The ACA and CA are in the preliminary stages of negotiating a new MOU with all parties anxious to avoid repeating the scenario which saw players off contract and tours cancelled during the 2017 dispute.
That ugly, drawn out battle, was resolved when CA backed off moves to only allow elite players a share of the revenue they earn. Under the standing model players receive 27.5 per cent of certain revenue streams and that is divided up to pay state, Big Bash and Australian players, male and female.
The rest of the money is used primarily for allocations to the state associations and the operations at CA.
Traditionally the men’s ODI and Test side has earned the bulk of Australian cricket revenue through sales of broadcast rights, tickets and the like, but women’s cricket is emerging as a significant asset with the WBBL and international series attracting keen interest and strong ratings.

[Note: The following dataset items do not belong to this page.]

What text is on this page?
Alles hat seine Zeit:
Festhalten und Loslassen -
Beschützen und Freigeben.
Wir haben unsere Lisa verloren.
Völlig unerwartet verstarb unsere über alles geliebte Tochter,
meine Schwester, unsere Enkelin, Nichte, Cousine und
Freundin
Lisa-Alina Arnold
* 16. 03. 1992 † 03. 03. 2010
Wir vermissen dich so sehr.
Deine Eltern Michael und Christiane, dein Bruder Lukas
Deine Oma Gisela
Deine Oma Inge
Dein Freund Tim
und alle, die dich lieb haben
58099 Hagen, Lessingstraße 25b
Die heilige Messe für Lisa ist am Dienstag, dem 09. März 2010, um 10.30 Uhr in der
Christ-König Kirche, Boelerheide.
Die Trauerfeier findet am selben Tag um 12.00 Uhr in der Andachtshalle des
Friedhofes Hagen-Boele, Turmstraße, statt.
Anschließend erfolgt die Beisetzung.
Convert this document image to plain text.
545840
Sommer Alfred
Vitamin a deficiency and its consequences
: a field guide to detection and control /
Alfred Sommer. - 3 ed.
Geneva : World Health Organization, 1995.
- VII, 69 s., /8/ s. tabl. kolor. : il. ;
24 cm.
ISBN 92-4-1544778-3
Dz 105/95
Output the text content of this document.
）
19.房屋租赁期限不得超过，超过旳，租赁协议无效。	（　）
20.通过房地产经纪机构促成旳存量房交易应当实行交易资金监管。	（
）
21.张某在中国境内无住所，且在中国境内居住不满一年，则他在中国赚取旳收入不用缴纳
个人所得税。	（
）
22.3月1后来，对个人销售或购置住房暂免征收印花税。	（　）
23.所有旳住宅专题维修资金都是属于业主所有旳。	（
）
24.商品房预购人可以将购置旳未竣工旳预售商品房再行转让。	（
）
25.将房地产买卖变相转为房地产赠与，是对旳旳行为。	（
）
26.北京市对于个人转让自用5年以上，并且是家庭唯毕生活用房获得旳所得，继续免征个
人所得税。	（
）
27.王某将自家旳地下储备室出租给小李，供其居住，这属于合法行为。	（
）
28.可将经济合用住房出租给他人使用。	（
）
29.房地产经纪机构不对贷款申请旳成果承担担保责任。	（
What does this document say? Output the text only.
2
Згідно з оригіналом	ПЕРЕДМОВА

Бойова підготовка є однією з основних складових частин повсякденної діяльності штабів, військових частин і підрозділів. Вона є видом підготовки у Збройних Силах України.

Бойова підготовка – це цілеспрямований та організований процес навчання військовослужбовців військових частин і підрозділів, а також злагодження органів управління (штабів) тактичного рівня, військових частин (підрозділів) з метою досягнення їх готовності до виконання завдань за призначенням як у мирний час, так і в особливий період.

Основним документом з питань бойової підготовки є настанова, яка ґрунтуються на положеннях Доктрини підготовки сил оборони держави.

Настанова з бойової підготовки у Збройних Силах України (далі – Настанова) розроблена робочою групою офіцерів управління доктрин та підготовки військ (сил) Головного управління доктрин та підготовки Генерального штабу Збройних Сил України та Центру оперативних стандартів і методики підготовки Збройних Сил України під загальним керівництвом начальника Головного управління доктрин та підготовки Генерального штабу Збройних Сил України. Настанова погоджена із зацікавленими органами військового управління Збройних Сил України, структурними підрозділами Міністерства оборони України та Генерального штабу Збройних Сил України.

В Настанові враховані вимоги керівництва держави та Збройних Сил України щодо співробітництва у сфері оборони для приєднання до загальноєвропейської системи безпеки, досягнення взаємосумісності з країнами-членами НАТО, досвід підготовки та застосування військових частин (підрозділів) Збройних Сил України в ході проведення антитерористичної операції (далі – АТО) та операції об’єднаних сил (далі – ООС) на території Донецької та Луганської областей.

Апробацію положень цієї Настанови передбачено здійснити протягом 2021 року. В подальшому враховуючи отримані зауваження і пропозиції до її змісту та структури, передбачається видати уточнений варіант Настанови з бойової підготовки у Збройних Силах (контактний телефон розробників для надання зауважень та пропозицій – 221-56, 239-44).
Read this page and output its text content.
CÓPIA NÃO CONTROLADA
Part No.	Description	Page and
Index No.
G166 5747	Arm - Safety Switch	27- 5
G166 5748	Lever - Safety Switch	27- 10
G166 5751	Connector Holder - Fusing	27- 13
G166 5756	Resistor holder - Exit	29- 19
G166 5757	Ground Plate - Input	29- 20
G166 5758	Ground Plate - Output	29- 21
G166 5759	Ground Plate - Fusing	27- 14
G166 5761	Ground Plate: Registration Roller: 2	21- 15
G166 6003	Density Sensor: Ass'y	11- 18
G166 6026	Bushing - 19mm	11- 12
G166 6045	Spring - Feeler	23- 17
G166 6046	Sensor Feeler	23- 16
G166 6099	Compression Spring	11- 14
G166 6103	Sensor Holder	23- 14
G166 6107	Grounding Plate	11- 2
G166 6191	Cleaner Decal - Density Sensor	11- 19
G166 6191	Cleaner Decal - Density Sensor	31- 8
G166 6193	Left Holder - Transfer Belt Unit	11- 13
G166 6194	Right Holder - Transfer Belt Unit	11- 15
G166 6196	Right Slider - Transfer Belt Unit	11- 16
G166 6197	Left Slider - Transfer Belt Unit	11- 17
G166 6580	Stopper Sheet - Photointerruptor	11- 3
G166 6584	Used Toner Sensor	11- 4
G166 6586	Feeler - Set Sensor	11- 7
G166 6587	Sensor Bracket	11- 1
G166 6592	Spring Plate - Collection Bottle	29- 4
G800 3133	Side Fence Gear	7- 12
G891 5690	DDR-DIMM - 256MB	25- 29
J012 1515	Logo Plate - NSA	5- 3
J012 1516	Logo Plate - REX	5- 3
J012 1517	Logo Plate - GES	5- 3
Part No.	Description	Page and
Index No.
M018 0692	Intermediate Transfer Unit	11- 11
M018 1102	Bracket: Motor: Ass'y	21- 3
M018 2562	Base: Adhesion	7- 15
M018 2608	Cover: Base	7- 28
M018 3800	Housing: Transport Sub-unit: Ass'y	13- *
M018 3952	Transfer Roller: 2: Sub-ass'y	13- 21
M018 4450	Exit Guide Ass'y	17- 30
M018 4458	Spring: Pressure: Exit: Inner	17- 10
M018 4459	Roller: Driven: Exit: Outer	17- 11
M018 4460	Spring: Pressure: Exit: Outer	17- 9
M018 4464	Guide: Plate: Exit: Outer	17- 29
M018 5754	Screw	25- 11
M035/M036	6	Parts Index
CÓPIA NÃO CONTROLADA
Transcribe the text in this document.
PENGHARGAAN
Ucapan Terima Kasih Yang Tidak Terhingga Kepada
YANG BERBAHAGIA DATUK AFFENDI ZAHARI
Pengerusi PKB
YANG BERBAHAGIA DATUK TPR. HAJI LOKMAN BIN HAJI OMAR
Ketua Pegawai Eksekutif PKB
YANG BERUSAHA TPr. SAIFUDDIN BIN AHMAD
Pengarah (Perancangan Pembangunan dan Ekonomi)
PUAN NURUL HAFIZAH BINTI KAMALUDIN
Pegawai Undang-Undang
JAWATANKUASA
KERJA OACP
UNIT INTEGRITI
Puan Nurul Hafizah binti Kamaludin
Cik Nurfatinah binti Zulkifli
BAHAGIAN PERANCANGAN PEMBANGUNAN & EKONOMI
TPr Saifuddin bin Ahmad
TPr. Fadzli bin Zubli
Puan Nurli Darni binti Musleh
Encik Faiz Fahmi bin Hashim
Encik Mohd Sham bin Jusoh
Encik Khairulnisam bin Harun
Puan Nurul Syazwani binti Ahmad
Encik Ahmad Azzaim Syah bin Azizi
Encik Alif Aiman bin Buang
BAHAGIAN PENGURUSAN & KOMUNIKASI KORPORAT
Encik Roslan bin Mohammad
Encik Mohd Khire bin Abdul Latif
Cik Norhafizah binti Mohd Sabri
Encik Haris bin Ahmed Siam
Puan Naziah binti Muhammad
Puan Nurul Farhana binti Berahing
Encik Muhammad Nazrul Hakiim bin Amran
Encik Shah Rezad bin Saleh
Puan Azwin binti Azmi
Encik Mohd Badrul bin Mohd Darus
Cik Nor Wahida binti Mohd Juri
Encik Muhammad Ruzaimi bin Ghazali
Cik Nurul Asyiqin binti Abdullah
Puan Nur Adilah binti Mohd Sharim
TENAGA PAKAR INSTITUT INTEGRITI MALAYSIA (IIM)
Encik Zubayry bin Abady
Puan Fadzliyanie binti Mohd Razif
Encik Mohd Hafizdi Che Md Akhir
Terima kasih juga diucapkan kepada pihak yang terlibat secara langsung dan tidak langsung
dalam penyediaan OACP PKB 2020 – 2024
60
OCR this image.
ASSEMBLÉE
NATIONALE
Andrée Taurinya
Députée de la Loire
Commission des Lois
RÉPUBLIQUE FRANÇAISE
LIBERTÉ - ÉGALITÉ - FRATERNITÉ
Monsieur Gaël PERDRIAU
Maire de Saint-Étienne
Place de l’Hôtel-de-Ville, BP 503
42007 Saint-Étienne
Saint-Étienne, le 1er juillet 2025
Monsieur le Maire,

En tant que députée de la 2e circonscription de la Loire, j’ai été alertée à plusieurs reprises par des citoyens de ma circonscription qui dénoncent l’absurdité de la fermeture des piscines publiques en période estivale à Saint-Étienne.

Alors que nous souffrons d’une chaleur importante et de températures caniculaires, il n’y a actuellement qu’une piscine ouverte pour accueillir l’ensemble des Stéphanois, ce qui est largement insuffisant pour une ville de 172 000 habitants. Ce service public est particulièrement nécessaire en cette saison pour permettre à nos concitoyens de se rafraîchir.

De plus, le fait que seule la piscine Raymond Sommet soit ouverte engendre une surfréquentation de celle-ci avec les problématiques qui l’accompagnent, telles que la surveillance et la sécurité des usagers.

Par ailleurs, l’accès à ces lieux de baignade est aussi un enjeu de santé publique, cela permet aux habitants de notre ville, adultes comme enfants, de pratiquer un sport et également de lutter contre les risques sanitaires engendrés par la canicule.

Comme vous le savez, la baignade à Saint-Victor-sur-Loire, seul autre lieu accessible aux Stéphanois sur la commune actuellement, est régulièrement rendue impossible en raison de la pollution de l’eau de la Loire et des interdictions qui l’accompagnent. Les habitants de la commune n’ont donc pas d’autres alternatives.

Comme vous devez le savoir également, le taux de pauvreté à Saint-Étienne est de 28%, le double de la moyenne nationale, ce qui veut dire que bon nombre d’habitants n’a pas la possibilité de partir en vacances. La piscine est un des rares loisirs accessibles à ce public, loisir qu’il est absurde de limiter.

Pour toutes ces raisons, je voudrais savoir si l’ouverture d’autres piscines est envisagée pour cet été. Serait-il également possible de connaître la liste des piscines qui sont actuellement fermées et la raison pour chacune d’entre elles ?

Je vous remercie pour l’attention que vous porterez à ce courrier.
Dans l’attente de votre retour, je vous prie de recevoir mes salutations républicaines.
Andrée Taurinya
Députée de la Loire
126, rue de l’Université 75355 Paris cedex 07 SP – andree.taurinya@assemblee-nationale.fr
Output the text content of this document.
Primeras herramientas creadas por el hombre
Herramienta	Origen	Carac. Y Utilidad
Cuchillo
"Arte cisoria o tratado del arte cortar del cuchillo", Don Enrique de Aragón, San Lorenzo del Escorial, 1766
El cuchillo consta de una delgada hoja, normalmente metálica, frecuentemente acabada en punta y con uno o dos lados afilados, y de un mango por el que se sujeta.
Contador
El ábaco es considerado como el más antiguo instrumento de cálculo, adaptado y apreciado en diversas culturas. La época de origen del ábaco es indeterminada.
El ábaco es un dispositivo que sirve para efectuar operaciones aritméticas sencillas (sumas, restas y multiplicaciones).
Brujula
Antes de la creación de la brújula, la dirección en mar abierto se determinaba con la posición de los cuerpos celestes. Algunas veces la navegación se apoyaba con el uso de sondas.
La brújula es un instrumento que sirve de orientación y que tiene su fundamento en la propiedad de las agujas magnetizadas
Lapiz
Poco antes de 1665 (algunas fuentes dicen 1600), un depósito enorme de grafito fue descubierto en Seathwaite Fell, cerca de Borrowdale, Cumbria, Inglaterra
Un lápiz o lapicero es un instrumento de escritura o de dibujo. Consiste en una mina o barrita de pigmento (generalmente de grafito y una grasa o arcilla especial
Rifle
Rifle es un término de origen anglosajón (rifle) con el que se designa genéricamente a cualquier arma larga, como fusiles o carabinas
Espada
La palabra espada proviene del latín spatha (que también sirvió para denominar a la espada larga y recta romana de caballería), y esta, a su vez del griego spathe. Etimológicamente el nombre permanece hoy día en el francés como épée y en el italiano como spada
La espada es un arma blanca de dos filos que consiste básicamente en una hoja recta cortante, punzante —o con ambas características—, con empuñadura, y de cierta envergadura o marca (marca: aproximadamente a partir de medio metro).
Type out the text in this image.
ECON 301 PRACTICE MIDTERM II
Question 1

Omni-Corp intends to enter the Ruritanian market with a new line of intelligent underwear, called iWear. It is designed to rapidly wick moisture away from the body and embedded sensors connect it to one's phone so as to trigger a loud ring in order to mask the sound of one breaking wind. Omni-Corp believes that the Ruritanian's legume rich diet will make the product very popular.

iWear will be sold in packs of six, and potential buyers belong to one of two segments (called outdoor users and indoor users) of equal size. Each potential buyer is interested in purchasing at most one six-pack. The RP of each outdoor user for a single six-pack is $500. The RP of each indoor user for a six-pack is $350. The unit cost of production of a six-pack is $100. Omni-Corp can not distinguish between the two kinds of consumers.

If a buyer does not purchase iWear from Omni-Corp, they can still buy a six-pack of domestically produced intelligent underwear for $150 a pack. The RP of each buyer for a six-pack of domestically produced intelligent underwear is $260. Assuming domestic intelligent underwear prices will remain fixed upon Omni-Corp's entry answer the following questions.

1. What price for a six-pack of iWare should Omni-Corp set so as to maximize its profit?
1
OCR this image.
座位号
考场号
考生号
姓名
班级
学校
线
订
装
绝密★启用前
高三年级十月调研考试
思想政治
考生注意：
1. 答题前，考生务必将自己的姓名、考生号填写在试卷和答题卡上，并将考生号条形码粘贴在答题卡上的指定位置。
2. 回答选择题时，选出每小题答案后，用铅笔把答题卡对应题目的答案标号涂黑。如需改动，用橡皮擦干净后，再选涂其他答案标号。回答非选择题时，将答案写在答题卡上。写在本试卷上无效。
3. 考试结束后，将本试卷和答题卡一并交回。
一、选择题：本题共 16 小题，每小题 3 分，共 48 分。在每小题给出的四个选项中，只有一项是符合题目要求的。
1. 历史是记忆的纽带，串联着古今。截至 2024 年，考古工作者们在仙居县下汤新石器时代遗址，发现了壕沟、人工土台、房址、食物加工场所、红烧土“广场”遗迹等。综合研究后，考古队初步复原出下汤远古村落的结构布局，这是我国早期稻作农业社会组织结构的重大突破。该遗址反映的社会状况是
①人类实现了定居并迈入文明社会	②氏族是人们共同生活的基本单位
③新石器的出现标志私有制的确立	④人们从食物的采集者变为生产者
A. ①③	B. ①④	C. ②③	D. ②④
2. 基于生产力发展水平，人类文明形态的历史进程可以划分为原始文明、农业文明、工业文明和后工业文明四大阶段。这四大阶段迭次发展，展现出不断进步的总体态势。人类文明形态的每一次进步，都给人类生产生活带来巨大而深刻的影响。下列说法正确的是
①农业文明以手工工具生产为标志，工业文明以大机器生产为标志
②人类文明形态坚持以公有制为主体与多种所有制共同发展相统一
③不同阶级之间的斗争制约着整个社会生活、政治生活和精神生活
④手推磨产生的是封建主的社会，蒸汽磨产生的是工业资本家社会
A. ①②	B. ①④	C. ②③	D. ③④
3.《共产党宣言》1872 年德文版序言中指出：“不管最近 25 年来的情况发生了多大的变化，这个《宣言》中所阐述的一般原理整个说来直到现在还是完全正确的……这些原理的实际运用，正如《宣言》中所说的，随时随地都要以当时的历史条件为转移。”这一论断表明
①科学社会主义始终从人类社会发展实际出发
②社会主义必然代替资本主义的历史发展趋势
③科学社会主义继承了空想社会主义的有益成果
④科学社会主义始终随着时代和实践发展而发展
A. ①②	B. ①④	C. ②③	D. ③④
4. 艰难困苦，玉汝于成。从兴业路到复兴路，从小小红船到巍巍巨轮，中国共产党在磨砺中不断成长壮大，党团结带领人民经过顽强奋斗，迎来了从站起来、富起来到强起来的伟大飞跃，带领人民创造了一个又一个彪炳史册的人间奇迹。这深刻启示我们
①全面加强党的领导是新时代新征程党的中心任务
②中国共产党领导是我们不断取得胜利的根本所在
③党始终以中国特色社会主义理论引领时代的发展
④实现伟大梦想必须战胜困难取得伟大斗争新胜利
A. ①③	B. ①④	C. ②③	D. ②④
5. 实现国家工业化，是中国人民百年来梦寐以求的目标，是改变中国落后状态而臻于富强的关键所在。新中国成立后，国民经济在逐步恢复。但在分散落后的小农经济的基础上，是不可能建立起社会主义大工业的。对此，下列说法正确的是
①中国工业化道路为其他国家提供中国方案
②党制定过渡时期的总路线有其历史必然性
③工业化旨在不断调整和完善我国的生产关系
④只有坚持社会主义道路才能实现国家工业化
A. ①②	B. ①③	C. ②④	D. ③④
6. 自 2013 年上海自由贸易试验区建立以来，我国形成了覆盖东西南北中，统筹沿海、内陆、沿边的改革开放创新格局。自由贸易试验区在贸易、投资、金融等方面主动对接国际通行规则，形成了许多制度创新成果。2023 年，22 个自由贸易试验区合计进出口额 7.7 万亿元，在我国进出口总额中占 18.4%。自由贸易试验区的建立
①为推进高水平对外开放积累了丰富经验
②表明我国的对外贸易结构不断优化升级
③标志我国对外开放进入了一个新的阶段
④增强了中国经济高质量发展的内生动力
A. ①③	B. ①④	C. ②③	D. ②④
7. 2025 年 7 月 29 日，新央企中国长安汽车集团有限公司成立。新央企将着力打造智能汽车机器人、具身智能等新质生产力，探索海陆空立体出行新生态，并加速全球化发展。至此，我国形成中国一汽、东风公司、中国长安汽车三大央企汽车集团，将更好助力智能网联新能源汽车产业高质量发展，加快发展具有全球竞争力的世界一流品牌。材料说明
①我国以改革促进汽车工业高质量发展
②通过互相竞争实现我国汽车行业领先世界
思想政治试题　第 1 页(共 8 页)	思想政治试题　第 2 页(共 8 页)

State cricket essentially relies on the funding from above to stay alive. There was grief when head office demanded cut backs last year when the pandemic hit.
Hockley told The Australian’s Cricket Et Cetera podcast that Covid had set the game back $50 in the last financial year.
“It cost us an additional $27 million to put the season over above what it would normally and that’s the charter flights, that’s taking hotels exclusively to create our biosecure bubbles and equally we were significantly down on gate – the Sydney Test we were allowed 25 per cent crowds,” he said.
“The overall hit (cash flow impact) was over $50 million but then when you think back to June last year and what it might have been I think we came through pretty well.”